Some of the most common obstacles survey respondents believe limit their business travel include having an accent (17%), physical appearance (16%), ethnicity or race (15%), their status as a parent or caretaker (13%), and disability (7%).
“Business travel is not a door someone gets to walk through once. It’s a road that one walks down on the way to their next professional accomplishment and their next personal accomplishment,” Richter says. He explains that for travel managers this “really begins with understanding travel needs and expectations, which is at the heart of this research.” After all, 91% of travelers say they will decline a business trip if some of their needs are unmet, and those needs consistently center around areas such as safety, social, and health concerns.
Dion agrees. “It’s not about, do you want to travel or are you going to travel, or can I relieve the stress of your travel? There’s way more of an investment than that,” she says. “Travel isn’t an option anymore to somebody’s career. It actually ties directly to their career growth and advancement.”
Employees want more flexibility in business travel
While business travel has resumed and most employees are willing to travel for their organization, employees want and expect more flexibility in traveling now than they have in the past.
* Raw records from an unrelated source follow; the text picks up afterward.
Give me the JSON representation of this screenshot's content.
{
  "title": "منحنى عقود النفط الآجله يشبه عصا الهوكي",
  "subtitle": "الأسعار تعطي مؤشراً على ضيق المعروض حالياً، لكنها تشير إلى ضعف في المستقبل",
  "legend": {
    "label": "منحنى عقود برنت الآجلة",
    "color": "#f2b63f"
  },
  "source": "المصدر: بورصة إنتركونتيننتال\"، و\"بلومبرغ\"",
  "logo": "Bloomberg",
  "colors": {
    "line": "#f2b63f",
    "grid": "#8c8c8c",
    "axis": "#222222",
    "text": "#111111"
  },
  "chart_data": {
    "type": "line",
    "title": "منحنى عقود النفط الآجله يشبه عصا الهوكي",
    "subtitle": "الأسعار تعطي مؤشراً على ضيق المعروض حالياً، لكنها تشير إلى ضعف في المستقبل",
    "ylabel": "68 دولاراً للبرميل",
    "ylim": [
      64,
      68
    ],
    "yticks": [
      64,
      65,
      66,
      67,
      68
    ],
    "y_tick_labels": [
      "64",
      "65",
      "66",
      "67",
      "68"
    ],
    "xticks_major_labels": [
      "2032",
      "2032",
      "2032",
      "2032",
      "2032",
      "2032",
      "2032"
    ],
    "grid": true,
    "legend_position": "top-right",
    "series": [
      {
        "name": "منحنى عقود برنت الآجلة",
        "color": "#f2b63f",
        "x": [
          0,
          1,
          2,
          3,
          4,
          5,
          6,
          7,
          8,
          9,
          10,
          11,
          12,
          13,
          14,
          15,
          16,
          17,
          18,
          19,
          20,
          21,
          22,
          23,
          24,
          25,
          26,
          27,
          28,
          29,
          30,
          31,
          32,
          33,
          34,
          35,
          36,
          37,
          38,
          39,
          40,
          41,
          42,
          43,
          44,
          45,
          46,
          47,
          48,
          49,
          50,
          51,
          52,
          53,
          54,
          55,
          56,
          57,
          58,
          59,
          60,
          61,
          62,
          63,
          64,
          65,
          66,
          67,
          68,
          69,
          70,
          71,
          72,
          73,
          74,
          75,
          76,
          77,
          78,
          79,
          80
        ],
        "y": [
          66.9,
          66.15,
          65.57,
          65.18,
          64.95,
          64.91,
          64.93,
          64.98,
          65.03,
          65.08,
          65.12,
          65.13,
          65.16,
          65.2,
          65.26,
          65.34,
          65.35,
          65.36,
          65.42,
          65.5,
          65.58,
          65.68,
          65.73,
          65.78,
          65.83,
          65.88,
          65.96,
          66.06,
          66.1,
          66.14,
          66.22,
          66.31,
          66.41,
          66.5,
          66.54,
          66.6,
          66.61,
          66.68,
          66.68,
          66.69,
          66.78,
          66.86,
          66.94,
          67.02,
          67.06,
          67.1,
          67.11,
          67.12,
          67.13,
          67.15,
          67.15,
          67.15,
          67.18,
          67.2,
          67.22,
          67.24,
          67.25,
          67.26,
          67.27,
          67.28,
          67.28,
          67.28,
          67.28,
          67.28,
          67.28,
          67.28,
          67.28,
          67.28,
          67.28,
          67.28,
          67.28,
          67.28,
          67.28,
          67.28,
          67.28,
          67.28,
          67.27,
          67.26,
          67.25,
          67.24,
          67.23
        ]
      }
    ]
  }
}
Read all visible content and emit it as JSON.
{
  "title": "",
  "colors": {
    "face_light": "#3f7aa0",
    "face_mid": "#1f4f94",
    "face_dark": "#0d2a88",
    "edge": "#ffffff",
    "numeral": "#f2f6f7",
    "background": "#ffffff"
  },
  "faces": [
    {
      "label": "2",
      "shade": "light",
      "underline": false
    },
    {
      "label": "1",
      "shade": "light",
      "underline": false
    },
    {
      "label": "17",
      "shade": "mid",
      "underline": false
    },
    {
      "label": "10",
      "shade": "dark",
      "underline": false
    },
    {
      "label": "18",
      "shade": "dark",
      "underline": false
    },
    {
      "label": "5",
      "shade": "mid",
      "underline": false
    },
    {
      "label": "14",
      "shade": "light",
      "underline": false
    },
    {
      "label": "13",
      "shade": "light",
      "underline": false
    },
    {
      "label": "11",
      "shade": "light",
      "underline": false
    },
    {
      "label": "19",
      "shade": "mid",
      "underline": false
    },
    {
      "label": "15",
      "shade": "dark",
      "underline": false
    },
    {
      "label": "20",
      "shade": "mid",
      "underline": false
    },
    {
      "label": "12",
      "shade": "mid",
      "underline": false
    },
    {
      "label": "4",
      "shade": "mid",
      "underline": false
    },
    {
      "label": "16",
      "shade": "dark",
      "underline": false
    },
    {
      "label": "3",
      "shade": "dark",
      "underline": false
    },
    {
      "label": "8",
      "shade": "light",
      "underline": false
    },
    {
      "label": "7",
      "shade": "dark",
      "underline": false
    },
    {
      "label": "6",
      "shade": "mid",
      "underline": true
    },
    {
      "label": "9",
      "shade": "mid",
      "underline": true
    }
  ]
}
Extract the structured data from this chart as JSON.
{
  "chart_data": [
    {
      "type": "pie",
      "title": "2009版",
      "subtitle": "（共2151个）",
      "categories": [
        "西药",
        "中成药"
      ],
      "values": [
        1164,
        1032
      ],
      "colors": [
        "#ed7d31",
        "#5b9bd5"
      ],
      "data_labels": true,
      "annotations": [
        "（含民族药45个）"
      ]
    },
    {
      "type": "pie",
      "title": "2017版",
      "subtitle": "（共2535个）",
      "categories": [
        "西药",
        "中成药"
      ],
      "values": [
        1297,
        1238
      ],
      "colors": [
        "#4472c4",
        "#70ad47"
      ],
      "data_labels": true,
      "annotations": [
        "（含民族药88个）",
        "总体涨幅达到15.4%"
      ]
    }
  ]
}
The reasons?
- 48% want flexibility to ensure that they feel safe when they travel to certain parts of the world. [This is especially important because in the past 12 months, more than half (53%) of global business travelers said they have changed their accommodations because they felt unsafe.]
- 47% want flexibility to help them maintain a healthier work-life balance.
- 34% cite the need to add personal travel to work trips.
“What we’re seeing here is a more empowered traveler, a traveler who has maybe not greater needs, but a greater comfort with expressing and acting on those needs than what we’ve seen traditionally,” Richter says.
Dion shared that as a bleisure person herself, knowing that she can combine business travel with personal leisure travel makes her more willing to travel, more open to travel, and more excited to travel. “It gives me a work-life balance even while I travel,” she says. “It’s a nice balance for me.”
With this shift to flexible travel, there is added pressure and stress on travel managers and a change in the approach to duty of care. “Five years ago, duty of care was really about keeping people safe, and it still is, but these days, the definition of safety extends beyond just physical safety. It really is a more holistic approach,” Richter says.
Dion agrees. “It’s not just there’s a hurricane coming, or there’s a flood, or there’s a war breaking out. There’s many, many more aspects to think about. There’s health. Can I get healthcare in the place that I’m traveling to? Will people be reacting to my accent, my look, my affectations, my gender? So, this becomes really that duty of care is no longer just a compliance checkpoint, it’s a lifestyle.”